On September 29, 2016, Professor Sloan performed and was interviewed by WNYC's Brian Lehrer in The Greene Space about Yo Miss!  

In October 2015, Sloan performed Crossing The BLVD: Strangers, Neighbors, Aliens in A New America at City Lore in New York, New York, for the 50th anniversary of the 1965 Immigration and Nationality Act.

Sloan was the keynote performer at two national conferences in October 2015, the National Biennial Conference on Trauma at the Kennedy Krieger Institute in Baltimore, Maryland, and the National Oral History Association Conference in Tampa, Florida. At both conferences, she performed excerpts of her one-woman show Yo Miss!
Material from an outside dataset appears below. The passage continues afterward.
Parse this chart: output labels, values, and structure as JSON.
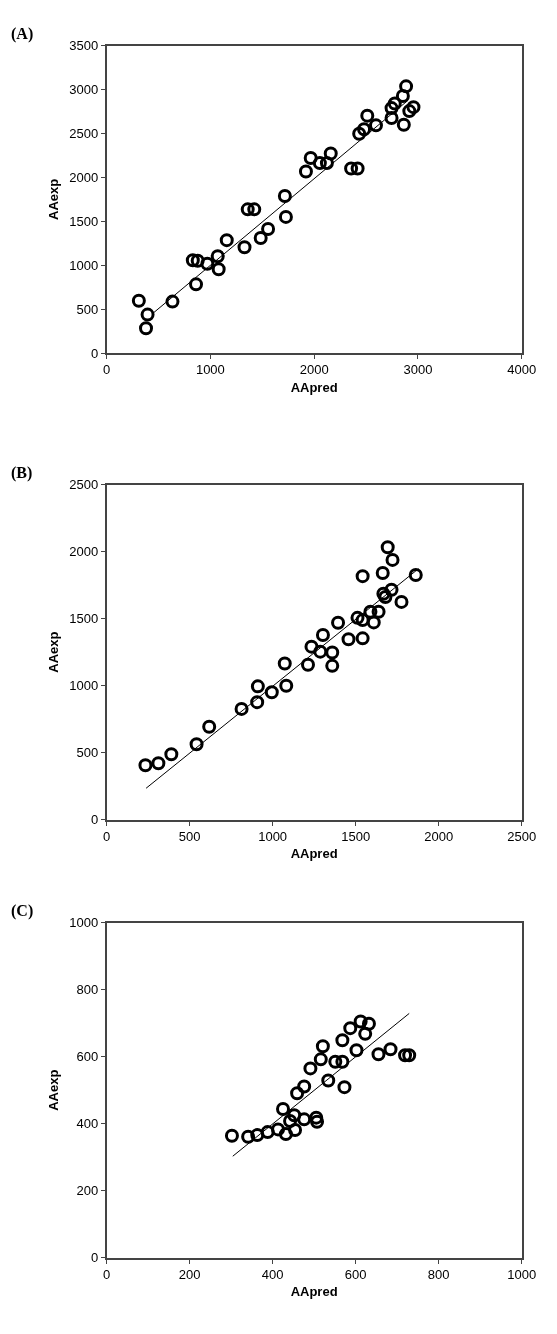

In June 2015, Sloan was a featured artist at the Apollo Theater and, in March 2016, in the Southbank Centre London’s Women of the World Festival in London, UK.  

Sloan received a 2015 Queens Council on the Arts Individual Artist grant to create a new piece focused on gentrification and housing for her collaborative work with Frank London and Warren Lehrer, 1001 Voices: A Symphony for a New America. She was also the recipient of the New York State Council on the Arts grant through EarSay for EarSay Youth Voices, Cross-Cultural Dialogue Through the Arts, an immigrant youth theater, radio, and multi-media project that she undertook in collaboration with the International High School at LaGuardia Community College in Queens, New York.

She received a short residency grant from the Stonington Opera House in Stonington, Maine to begin work on a new project inspired by gathering stories from people in various parts of Maine in the summer of 2015 working title: “Who Belongs?” She was also the recipient of a Network of Ensemble Theatre travel grant to explore partnerships in theatre and literacy with Ellsworth Adult Education in Ellsworth, Maine.

In 2016, she received funding from the New York City Department of Cultural Affairs to support public programming including Yo Miss! and EarSay Youth programs.

Sloan hosted a dialogue with four Gallatin graduate alums called Artists as Global Citizens which took place in March 2016. Her Gallatin Arts Workshop “Talk to Me” launched a live radio show in The Jerry H. Labowitz Theatre for the Performing Arts in May 2016.

In March 2016, Sloan's Yo Miss! premiered in full at La MaMa in New York, New York.